In Daughter of the Forest, Young Sorcha is content with her life at Sevenwaters. She loves her six older brothers dearly and hasn’t felt lacking. She even feels a sense of belonging in the dense and magical forest which surrounds and protects their home. When her brother asks her assistance in saving a young Briton imprisoned in their keep, she learns that the forest cannot always shield her from the outside world. But the real trouble doesn’t start until her father, Lord Colum, brings home his new bride-to-be, sorceress Lady Oonagh. Before her brothers can escape her evil machinations, they are turned into swans, and only Sorcha, by completing a painful, near impossible task, can break the spell.

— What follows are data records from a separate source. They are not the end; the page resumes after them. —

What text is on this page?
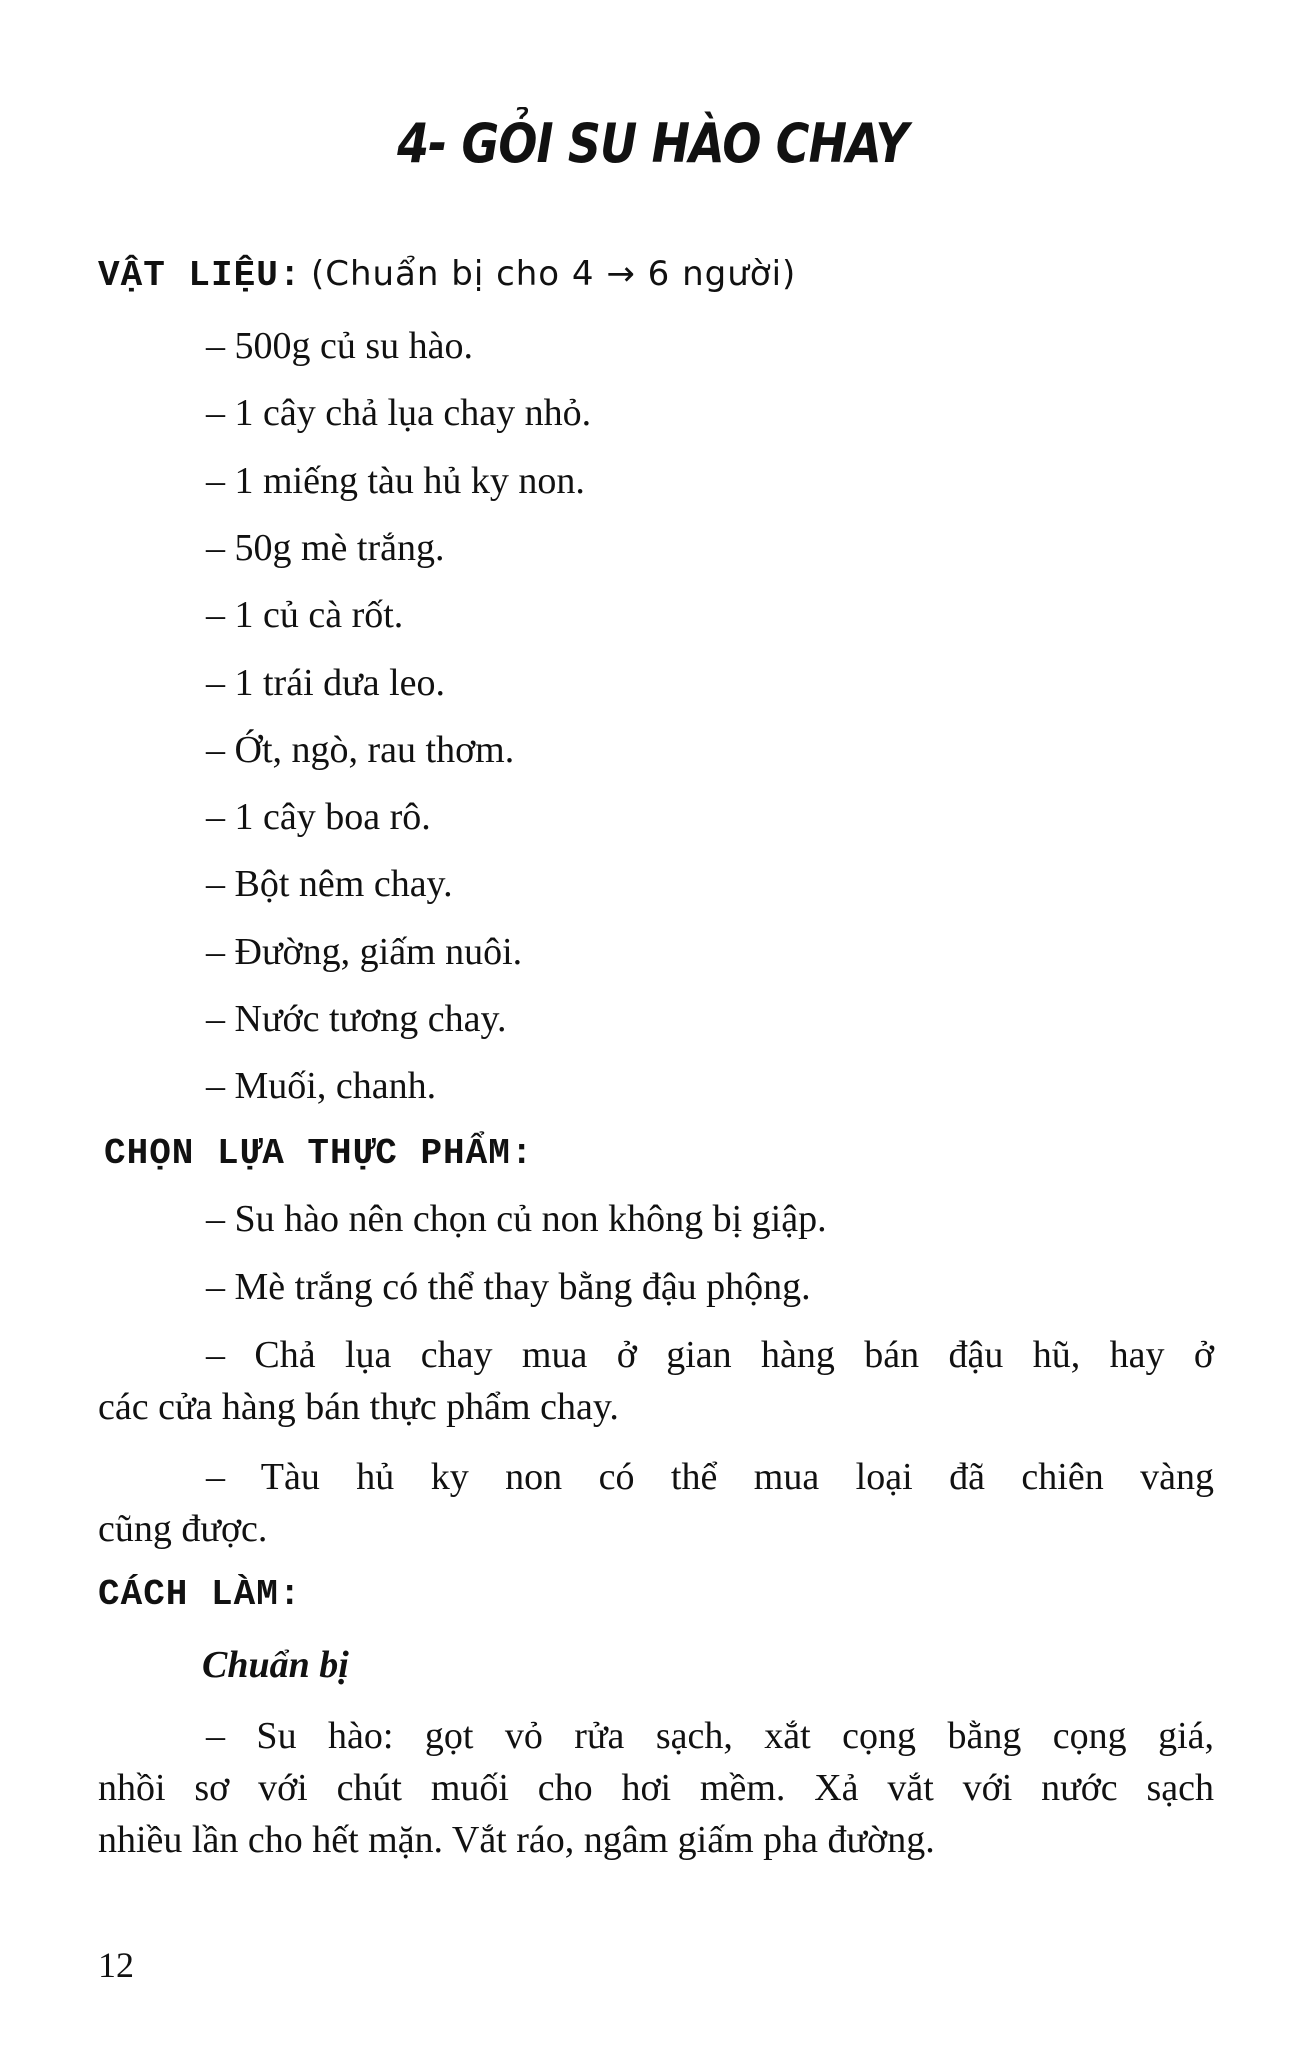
4- GỎI SU HÀO CHAY
VẬT LIỆU: (Chuẩn bị cho 4 → 6 người)
– 500g củ su hào.
– 1 cây chả lụa chay nhỏ.
– 1 miếng tàu hủ ky non.
– 50g mè trắng.
– 1 củ cà rốt.
– 1 trái dưa leo.
– Ớt, ngò, rau thơm.
– 1 cây boa rô.
– Bột nêm chay.
– Đường, giấm nuôi.
– Nước tương chay.
– Muối, chanh.
CHỌN LỰA THỰC PHẨM:
– Su hào nên chọn củ non không bị giập.
– Mè trắng có thể thay bằng đậu phộng.
– Chả lụa chay mua ở gian hàng bán đậu hũ, hay ở
các cửa hàng bán thực phẩm chay.
– Tàu hủ ky non có thể mua loại đã chiên vàng
cũng được.
CÁCH LÀM:
Chuẩn bị
– Su hào: gọt vỏ rửa sạch, xắt cọng bằng cọng giá,
nhồi sơ với chút muối cho hơi mềm. Xả vắt với nước sạch
nhiều lần cho hết mặn. Vắt ráo, ngâm giấm pha đường.
12
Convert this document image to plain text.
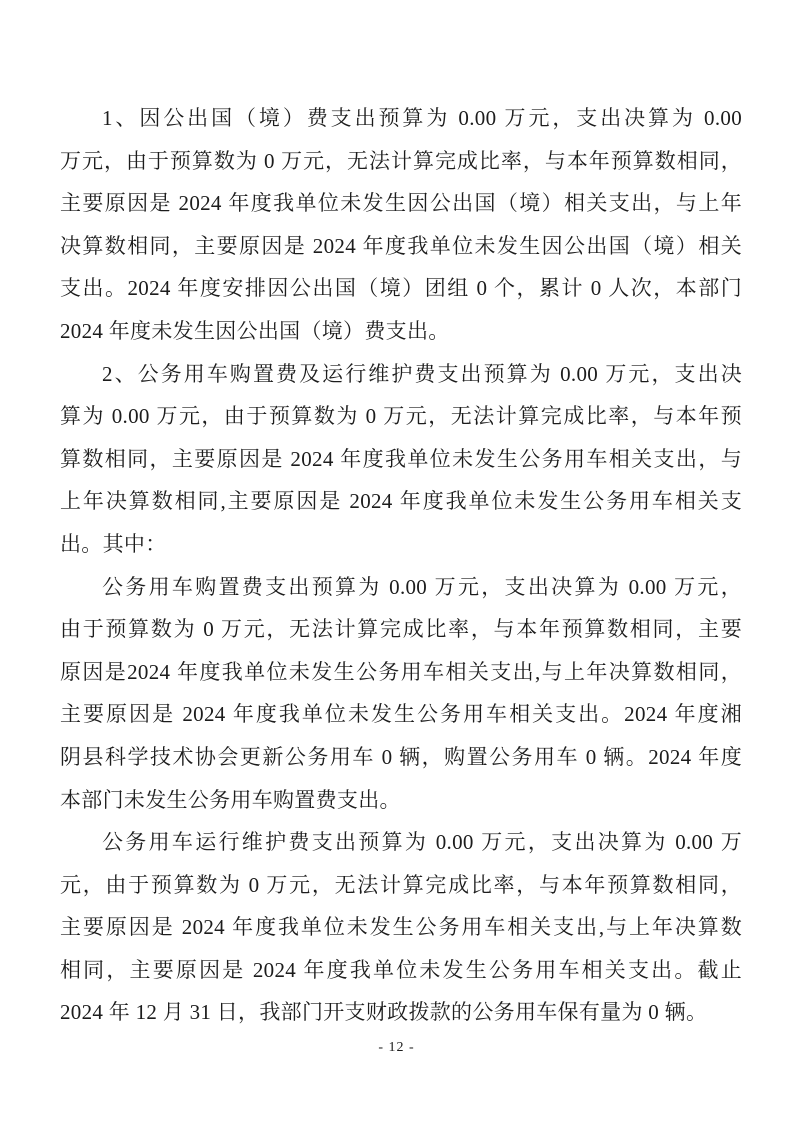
1、因公出国（境）费支出预算为 0.00 万元，支出决算为 0.00
万元，由于预算数为 0 万元，无法计算完成比率，与本年预算数相同，
主要原因是 2024 年度我单位未发生因公出国（境）相关支出，与上年
决算数相同，主要原因是 2024 年度我单位未发生因公出国（境）相关
支出。2024 年度安排因公出国（境）团组 0 个，累计 0 人次，本部门
2024 年度未发生因公出国（境）费支出。
2、公务用车购置费及运行维护费支出预算为 0.00 万元，支出决
算为 0.00 万元，由于预算数为 0 万元，无法计算完成比率，与本年预
算数相同，主要原因是 2024 年度我单位未发生公务用车相关支出，与
上年决算数相同,主要原因是 2024 年度我单位未发生公务用车相关支
出。其中：
公务用车购置费支出预算为 0.00 万元，支出决算为 0.00 万元，
由于预算数为 0 万元，无法计算完成比率，与本年预算数相同，主要
原因是2024 年度我单位未发生公务用车相关支出,与上年决算数相同，
主要原因是 2024 年度我单位未发生公务用车相关支出。2024 年度湘
阴县科学技术协会更新公务用车 0 辆，购置公务用车 0 辆。2024 年度
本部门未发生公务用车购置费支出。
公务用车运行维护费支出预算为 0.00 万元，支出决算为 0.00 万
元，由于预算数为 0 万元，无法计算完成比率，与本年预算数相同，
主要原因是 2024 年度我单位未发生公务用车相关支出,与上年决算数
相同，主要原因是 2024 年度我单位未发生公务用车相关支出。截止
2024 年 12 月 31 日，我部门开支财政拨款的公务用车保有量为 0 辆。
- 12 -
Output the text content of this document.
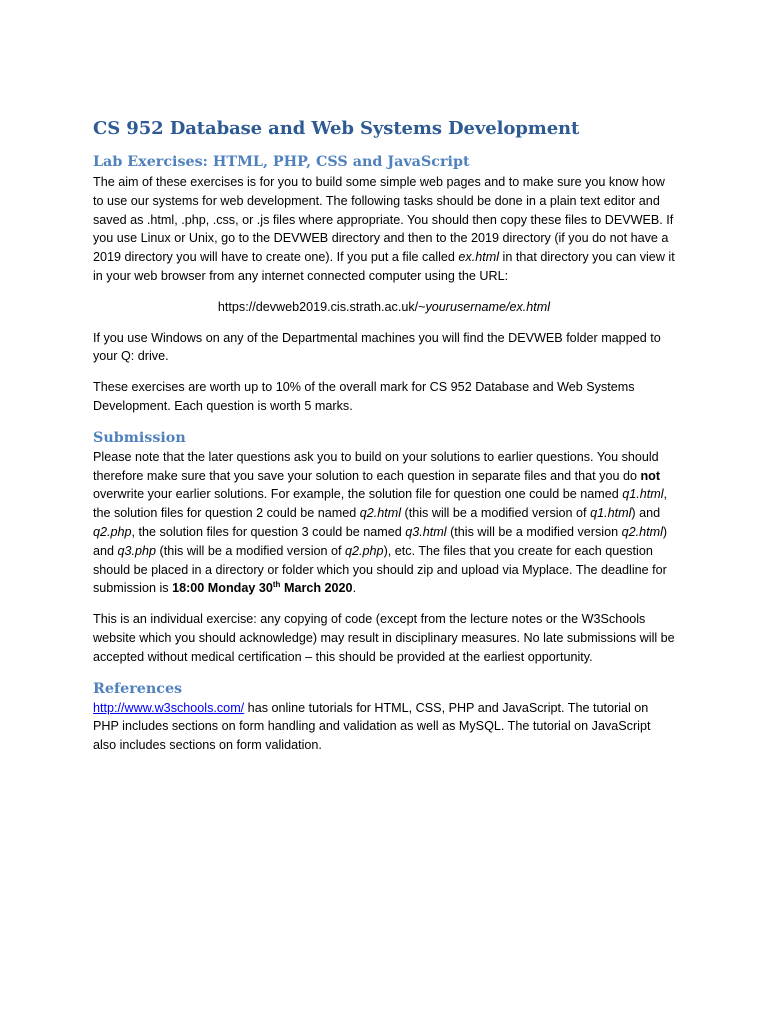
CS 952 Database and Web Systems Development
Lab Exercises: HTML, PHP, CSS and JavaScript

The aim of these exercises is for you to build some simple web pages and to make sure you know how to use our systems for web development. The following tasks should be done in a plain text editor and saved as .html, .php, .css, or .js files where appropriate. You should then copy these files to DEVWEB. If you use Linux or Unix, go to the DEVWEB directory and then to the 2019 directory (if you do not have a 2019 directory you will have to create one). If you put a file called ex.html in that directory you can view it in your web browser from any internet connected computer using the URL:

https://devweb2019.cis.strath.ac.uk/~yourusername/ex.html

If you use Windows on any of the Departmental machines you will find the DEVWEB folder mapped to your Q: drive.

These exercises are worth up to 10% of the overall mark for CS 952 Database and Web Systems Development. Each question is worth 5 marks.

Submission

Please note that the later questions ask you to build on your solutions to earlier questions. You should therefore make sure that you save your solution to each question in separate files and that you do not overwrite your earlier solutions. For example, the solution file for question one could be named q1.html, the solution files for question 2 could be named q2.html (this will be a modified version of q1.html) and q2.php, the solution files for question 3 could be named q3.html (this will be a modified version q2.html) and q3.php (this will be a modified version of q2.php), etc. The files that you create for each question should be placed in a directory or folder which you should zip and upload via Myplace. The deadline for submission is 18:00 Monday 30th March 2020.

This is an individual exercise: any copying of code (except from the lecture notes or the W3Schools website which you should acknowledge) may result in disciplinary measures. No late submissions will be accepted without medical certification – this should be provided at the earliest opportunity.

References

http://www.w3schools.com/ has online tutorials for HTML, CSS, PHP and JavaScript. The tutorial on PHP includes sections on form handling and validation as well as MySQL. The tutorial on JavaScript also includes sections on form validation.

Spoiler alert: this is one of my favorite books of all time. I like so many things about Juliet Marillier’s Daughter of the Forest, it’s hard to name them all: the Celtic folklore, the fairy tale retelling, the characters, the writing, and the love story. But what made it so good for me was how all of these aspects came together. I’ve never felt more in a character’s shoes than I did in Sorcha’s, which made her story all the more joyful, heart-wrenching, and engrossing. I leisurely savored the breathtaking descriptions of the forest. I cried in pain and sadness. I relished the poetic language. I sat alertly on the edge of my seat, arms tense, as the cycle of trial after trial was mounted and overcome. I shed a tear of joy. I gleefully smiled and solemnly sighed at the ending. And I wondered afterwards when I’d ever have another experience like this one. Highly recommended for fans of epic fantasy and fairy tale retellings.